Infamous Boston gangster James "Whitey" Bulger has been found dead in a US federal prison in West Virginia.
The 89-year-old was discovered unresponsive in his cell at the maximum security facility shortly after being transferred there from a Florida jail.
US media report the former mob boss was killed on Tuesday morning at the penitentiary.
The life of Bulger, who was convicted in 2013 of 11 murders, inspired several films.
He was captured in California in 2011 after a 16-year manhunt.
The former leader of South Boston's Winter Hill gang inspired the film Black Mass featuring Johnny Depp, and The Departed, which won the Academy Award for best picture in 2007.
His death comes on the same day that he was transferred to the Hazelton penitentiary in West Virginia, which houses 1,385 inmates, according to reports.
An inmate with mafia ties is now under investigation for Bulger's killing, three sources briefed on the incident told the Boston Globe.
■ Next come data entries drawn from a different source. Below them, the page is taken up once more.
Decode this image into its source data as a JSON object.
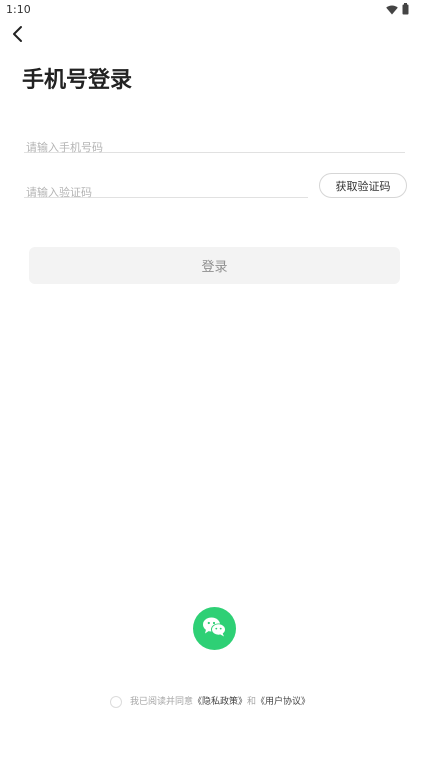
{
  "status_bar": {
    "time": "1:10",
    "icons": [
      "wifi-icon",
      "battery-icon"
    ]
  },
  "header": {
    "back_icon": "chevron-left-icon",
    "title": "手机号登录"
  },
  "form": {
    "phone_placeholder": "请输入手机号码",
    "phone_value": "",
    "code_placeholder": "请输入验证码",
    "code_value": "",
    "get_code_label": "获取验证码",
    "login_label": "登录"
  },
  "social": {
    "wechat_icon": "wechat-icon"
  },
  "agreement": {
    "prefix": "我已阅读并同意",
    "privacy_link": "《隐私政策》",
    "conjunction": "和",
    "terms_link": "《用户协议》"
  },
  "colors": {
    "wechat_green": "#2ed075",
    "login_button_bg": "#f3f3f3",
    "placeholder_gray": "#b4b4b4"
  }
}
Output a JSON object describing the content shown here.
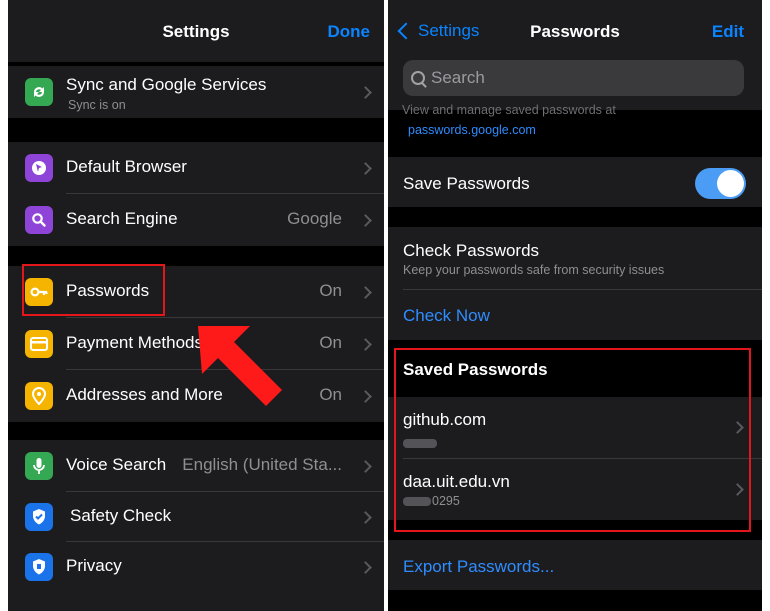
{
  "left": {
    "title": "Settings",
    "done": "Done",
    "sync": {
      "label": "Sync and Google Services",
      "sub": "Sync is on"
    },
    "items1": [
      {
        "label": "Default Browser",
        "value": ""
      },
      {
        "label": "Search Engine",
        "value": "Google"
      }
    ],
    "items2": [
      {
        "label": "Passwords",
        "value": "On"
      },
      {
        "label": "Payment Methods",
        "value": "On"
      },
      {
        "label": "Addresses and More",
        "value": "On"
      }
    ],
    "items3": [
      {
        "label": "Voice Search",
        "value": "English (United Sta..."
      },
      {
        "label": "Safety Check",
        "value": ""
      },
      {
        "label": "Privacy",
        "value": ""
      }
    ],
    "colors": {
      "sync": "#34a853",
      "browser": "#8e44d6",
      "search": "#8e44d6",
      "passwords": "#f5b400",
      "payment": "#f5b400",
      "addresses": "#f5b400",
      "voice": "#34a853",
      "safety": "#1a73e8",
      "privacy": "#1a73e8"
    }
  },
  "right": {
    "back": "Settings",
    "title": "Passwords",
    "edit": "Edit",
    "search_placeholder": "Search",
    "manage_text": "View and manage saved passwords at",
    "manage_link": "passwords.google.com",
    "save_passwords": "Save Passwords",
    "save_passwords_on": true,
    "check_title": "Check Passwords",
    "check_sub": "Keep your passwords safe from security issues",
    "check_now": "Check Now",
    "saved_header": "Saved Passwords",
    "entries": [
      {
        "site": "github.com",
        "user": ""
      },
      {
        "site": "daa.uit.edu.vn",
        "user": "0295"
      }
    ],
    "export": "Export Passwords..."
  }
}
Boston-based WFXT-TV, a Fox affiliate, reports that Bulger was killed hours after being admitted to the general inmate population at the facility.
The Bureau of Prisons declined to comment last week on why Bulger - who was serving a life sentence - was being moved from the Florida penitentiary.
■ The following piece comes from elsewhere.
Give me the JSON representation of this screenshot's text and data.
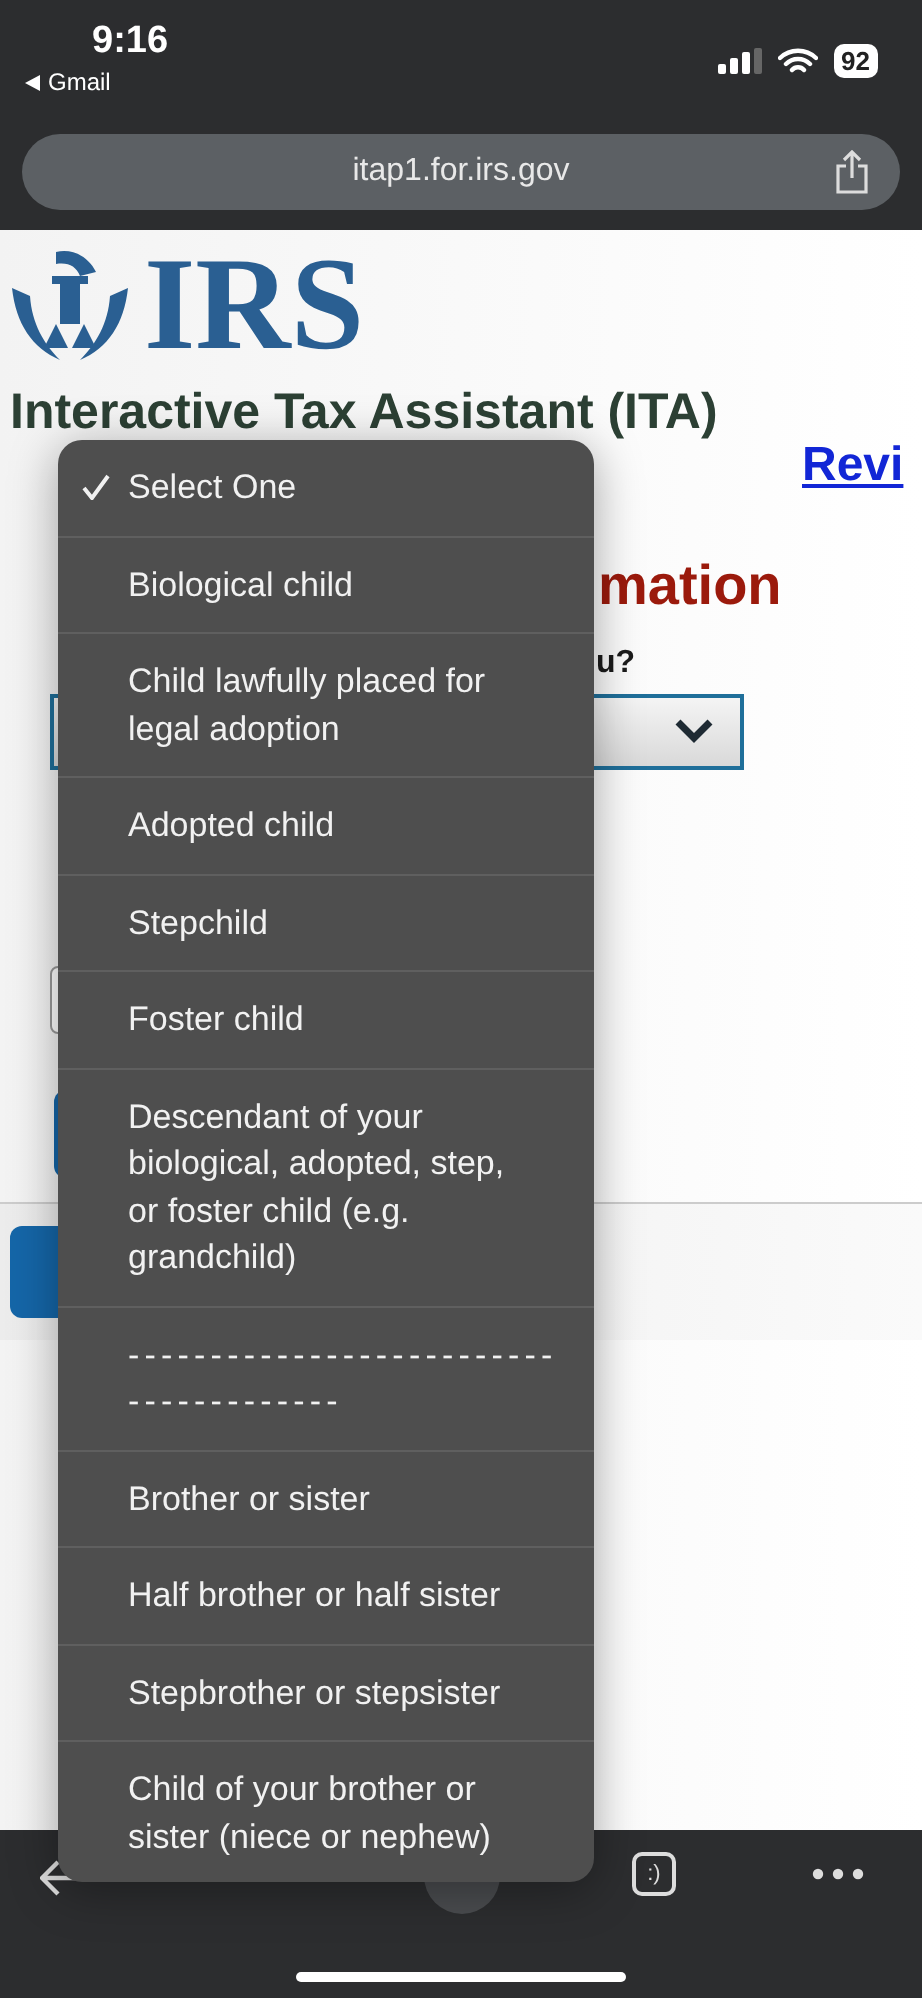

But according to the Globe, Bulger was transferred to Florida in 2014 from another prison in Arizona after his relationship with a female psychologist who was counselling him attracted the attention of prison authorities.
The details of his death have not been announced, but a local union official for correctional workers at the prison told CBS that a "homicide" occurred on Tuesday morning.
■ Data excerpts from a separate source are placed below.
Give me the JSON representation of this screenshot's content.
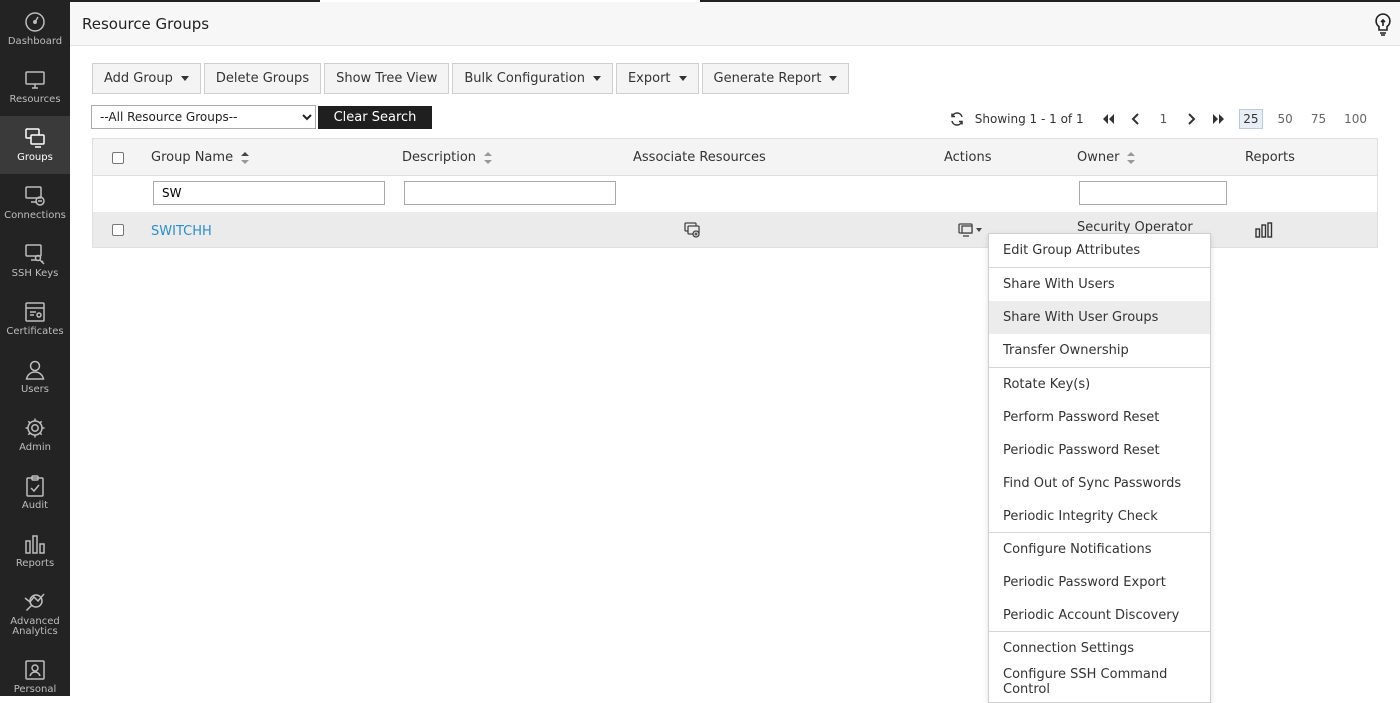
{
  "sidebar": {
    "items": [
      {
        "label": "Dashboard",
        "icon": "dashboard-icon"
      },
      {
        "label": "Resources",
        "icon": "monitor-icon"
      },
      {
        "label": "Groups",
        "icon": "groups-icon",
        "active": true
      },
      {
        "label": "Connections",
        "icon": "connections-icon"
      },
      {
        "label": "SSH Keys",
        "icon": "ssh-key-icon"
      },
      {
        "label": "Certificates",
        "icon": "certificate-icon"
      },
      {
        "label": "Users",
        "icon": "user-icon"
      },
      {
        "label": "Admin",
        "icon": "gear-icon"
      },
      {
        "label": "Audit",
        "icon": "clipboard-check-icon"
      },
      {
        "label": "Reports",
        "icon": "bar-chart-icon"
      },
      {
        "label": "Advanced",
        "label2": "Analytics",
        "icon": "analytics-icon"
      },
      {
        "label": "Personal",
        "icon": "personal-icon"
      }
    ]
  },
  "header": {
    "title": "Resource Groups",
    "help_icon": "lightbulb-icon"
  },
  "toolbar": {
    "add_group": "Add Group",
    "delete_groups": "Delete Groups",
    "show_tree_view": "Show Tree View",
    "bulk_configuration": "Bulk Configuration",
    "export": "Export",
    "generate_report": "Generate Report"
  },
  "filter": {
    "group_select_value": "--All Resource Groups--",
    "clear_search": "Clear Search"
  },
  "pager": {
    "showing": "Showing 1 - 1 of 1",
    "current_page": "1",
    "page_sizes": [
      "25",
      "50",
      "75",
      "100"
    ],
    "active_size": "25"
  },
  "table": {
    "columns": {
      "group_name": "Group Name",
      "description": "Description",
      "associate_resources": "Associate Resources",
      "actions": "Actions",
      "owner": "Owner",
      "reports": "Reports"
    },
    "filters": {
      "group_name": "SW",
      "description": "",
      "owner": ""
    },
    "rows": [
      {
        "group_name": "SWITCHH",
        "owner": "Security Operator"
      }
    ]
  },
  "actions_menu": {
    "sections": [
      [
        "Edit Group Attributes"
      ],
      [
        "Share With Users",
        "Share With User Groups",
        "Transfer Ownership"
      ],
      [
        "Rotate Key(s)",
        "Perform Password Reset",
        "Periodic Password Reset",
        "Find Out of Sync Passwords",
        "Periodic Integrity Check"
      ],
      [
        "Configure Notifications",
        "Periodic Password Export",
        "Periodic Account Discovery"
      ],
      [
        "Connection Settings",
        "Configure SSH Command Control"
      ]
    ],
    "hovered": "Share With User Groups"
  },
  "colors": {
    "sidebar_bg": "#232323",
    "sidebar_active": "#3a3a3a",
    "link": "#2a8ed0",
    "clear_button": "#1f1f1f"
  }
}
"This is the third homicide in seven months at our facility," Richard Heldreth said in a phone interview. "We are very understaffed, we are short about 40 officers."
A Department of Corrections statement on Tuesday confirmed his death in custody, and said the FBI had launched an investigation.
The statement made no mention of the cause of death, but said that "no staff or other inmates were injured, and at no time was the public in danger."
US Attorney for the Massachusetts district Andrew Lelling said that his office had been informed of Bulger's death, adding: "Our thoughts are with his victims and their families."
Who was James 'Whitey' Bulger?
Bulger was born in 1929 as one of six children in an Irish-American family.
Raised in Boston's Irish-Catholic South Boston neighbourhood, he became involved with a gang The Shamrocks as a young man, starting off by stealing cars and soon escalating to robbing banks.
He was first arrested for delinquency as a young teenager.
The many faces of Whitey Bulger in an FBI wanted poster
Bulger masterminded a criminal empire of loan sharking, gambling, extortion, drug dealing and murder.
After being convicted of armed robbery and hijacking, he was sent to the infamous San Francisco prison-island Alcatraz.
He apparently liked Alcatraz so much, he visited and posed as a tourist - while he was on the run.
During his criminal career, Bulger attempted to provide weapons to the Irish Republican Army.
He once strangled two women with his bare hands and tortured a man for hours before using a machine gun to riddle his head with bullets.
Bulger is said to have disliked his nickname Whitey - which derived from his light blond hair - preferring to be known as Jimmy.
His underworld activities were enabled by a rogue FBI agent who tolerated his felonies so he would supply information on other gangsters.
Bulger's brother William was a powerful local Democratic politician who became president of the Massachusetts State Senate in 1978 and later the president of the University of Massachusetts.
The politician always denied any knowledge of his brother's crimes, but maintained that he loved his brother and could never betray him to law enforcement.
Bulger went on the run in 1995 after the FBI agent tipped him off to an impending indictment.
The mobster was arrested in 2011 in Santa Monica, California, where he had been hiding out with his girlfriend Catherine Greig, who remains incarcerated at a women's prison in Minnesota.
He was convicted in 2013 of a litany of federal crimes, including participating in 11 murders across the US throughout the 1970s and 80s.
The US government paid more than $20m in damages to his victims on the grounds he had committed his murders while under government supervision.
In a 2015 letter to a group of students who had written to him for a history project, Bulger appeared to express remorse for his past.
"My life was wasted and spent foolishly," he wrote.